Whole Foods staff are worried that Amazon, the grocery chain’s new owner, is trying to turn them into “robots” and are seeking to set up a union to protect their jobs.
Workers at “America’s healthiest grocery store” say management is trying to cut jobs and reduce wages as they reshape the 38-year-old grocery chain in Amazon’s image.
“No one trusts Amazon and there are fears in upper management that Amazon will clean house if sales rates aren’t hit,” said one of the founders of the Whole Worker community in an interview. Staff are reluctant to speak on the record for fear of retaliation and the company has recently started training managers to fight back against union organization.
“They’re squeezing all they can out of the workers. Amazon gives little notice whenever they make changes. When they rolled in the Amazon Prime discount, they only gave stores ten to fourteen days of notice and no extra labor to handle the extra work.”
Whole Foods workers across the United States are beginning to collectively organize in an attempt to push back on changes made to the supermarket chain operations since Amazon acquired the company in August 2017.
On 6 September, a group of workers sent out a letter to Whole Foods stores across the country reaching out to fellow employees to discuss concerns with how Amazon has changed the company as part of the Whole Worker community.
They cited the “order-to-shelf system”, which began three years ago and has accelerated under Amazon, and mass layoffs of certain positions as some of the primary reasons Whole Foods workers are now coordinating efforts to unionize.
I wish them the best of luck trying to fight Amazon.
It hasn’t really worked out very well in the past for anyone who tried it.

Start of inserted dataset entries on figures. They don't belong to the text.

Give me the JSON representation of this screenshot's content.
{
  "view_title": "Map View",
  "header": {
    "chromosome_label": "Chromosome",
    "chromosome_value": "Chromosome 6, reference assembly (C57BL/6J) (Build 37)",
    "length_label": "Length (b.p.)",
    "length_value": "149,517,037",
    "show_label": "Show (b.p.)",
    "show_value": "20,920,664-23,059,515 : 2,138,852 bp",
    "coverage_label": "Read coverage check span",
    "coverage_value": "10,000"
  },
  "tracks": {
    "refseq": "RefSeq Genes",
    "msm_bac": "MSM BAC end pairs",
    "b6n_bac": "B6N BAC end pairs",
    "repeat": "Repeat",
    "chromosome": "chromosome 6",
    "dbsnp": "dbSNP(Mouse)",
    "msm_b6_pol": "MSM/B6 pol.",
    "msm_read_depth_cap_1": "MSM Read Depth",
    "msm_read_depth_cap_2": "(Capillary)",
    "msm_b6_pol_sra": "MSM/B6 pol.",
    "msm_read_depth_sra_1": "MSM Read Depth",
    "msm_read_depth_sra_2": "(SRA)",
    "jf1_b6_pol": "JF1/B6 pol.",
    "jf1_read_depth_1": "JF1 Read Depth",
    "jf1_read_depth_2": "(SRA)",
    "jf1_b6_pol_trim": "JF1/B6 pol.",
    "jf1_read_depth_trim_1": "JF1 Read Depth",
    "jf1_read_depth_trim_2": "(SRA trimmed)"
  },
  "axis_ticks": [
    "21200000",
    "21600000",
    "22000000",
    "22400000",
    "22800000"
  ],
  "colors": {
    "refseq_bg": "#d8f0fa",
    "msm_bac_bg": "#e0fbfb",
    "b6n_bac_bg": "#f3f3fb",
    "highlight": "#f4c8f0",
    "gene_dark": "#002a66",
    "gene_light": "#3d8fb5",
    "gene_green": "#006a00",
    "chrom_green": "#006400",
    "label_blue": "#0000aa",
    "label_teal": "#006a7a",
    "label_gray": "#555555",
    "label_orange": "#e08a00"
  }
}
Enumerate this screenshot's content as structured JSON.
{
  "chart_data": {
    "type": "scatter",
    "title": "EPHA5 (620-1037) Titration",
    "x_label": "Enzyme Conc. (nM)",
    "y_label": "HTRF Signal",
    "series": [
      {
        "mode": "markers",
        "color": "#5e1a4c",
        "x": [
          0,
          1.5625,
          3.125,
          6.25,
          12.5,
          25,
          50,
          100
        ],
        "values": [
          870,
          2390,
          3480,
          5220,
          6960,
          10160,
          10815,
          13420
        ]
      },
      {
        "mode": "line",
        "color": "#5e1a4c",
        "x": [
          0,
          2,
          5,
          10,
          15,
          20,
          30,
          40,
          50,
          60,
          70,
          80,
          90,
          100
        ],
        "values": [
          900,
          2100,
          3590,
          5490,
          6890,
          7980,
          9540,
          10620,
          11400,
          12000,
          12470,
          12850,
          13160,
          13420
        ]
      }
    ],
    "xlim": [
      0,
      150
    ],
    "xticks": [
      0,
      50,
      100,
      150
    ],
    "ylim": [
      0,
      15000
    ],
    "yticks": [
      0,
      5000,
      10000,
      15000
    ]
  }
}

I wish Elon Musk would have bought Whole Foods.
And banned Jews from shopping there.
I am hearing tell from my contacts in the states that the store is slowly replacing organic foods with non-organic foods, as well as foods from Mexico, while not lowering the prices.
I think it’s pretty much dead as the goto spot for health psychopaths.
I hope that the staff rises up and that this causes problems for the company and some new alternative can arise.
But the thing is, we live in an age of natural monopolies, because everything is so much cheaper when it is done big. That is the problem of modern “capitalism” – it destroys the ability of competition (the original concept of capitalism), because standardization, bulk ordering, bulk delivery mechanisms, etc. – it all makes it so much cheaper for big companies to do anything, making it impossible for a smaller company to ever compete.
Furthermore, we have the phenomenon of any smaller company that is successful being bought out at exorbitant prices (that no man can refuse) by the bigger companies, in order to ensure that the smaller company never becomes a bigger company capable of overtaking it.
Basically, consumerism and the machines have made the traditional concept of capitalism impossible. Especially with the last few decades of “deregulation” encouraging anti-competitive practices by large corporations.
I’m not sure what the exact answer is. But we need something different than we have now.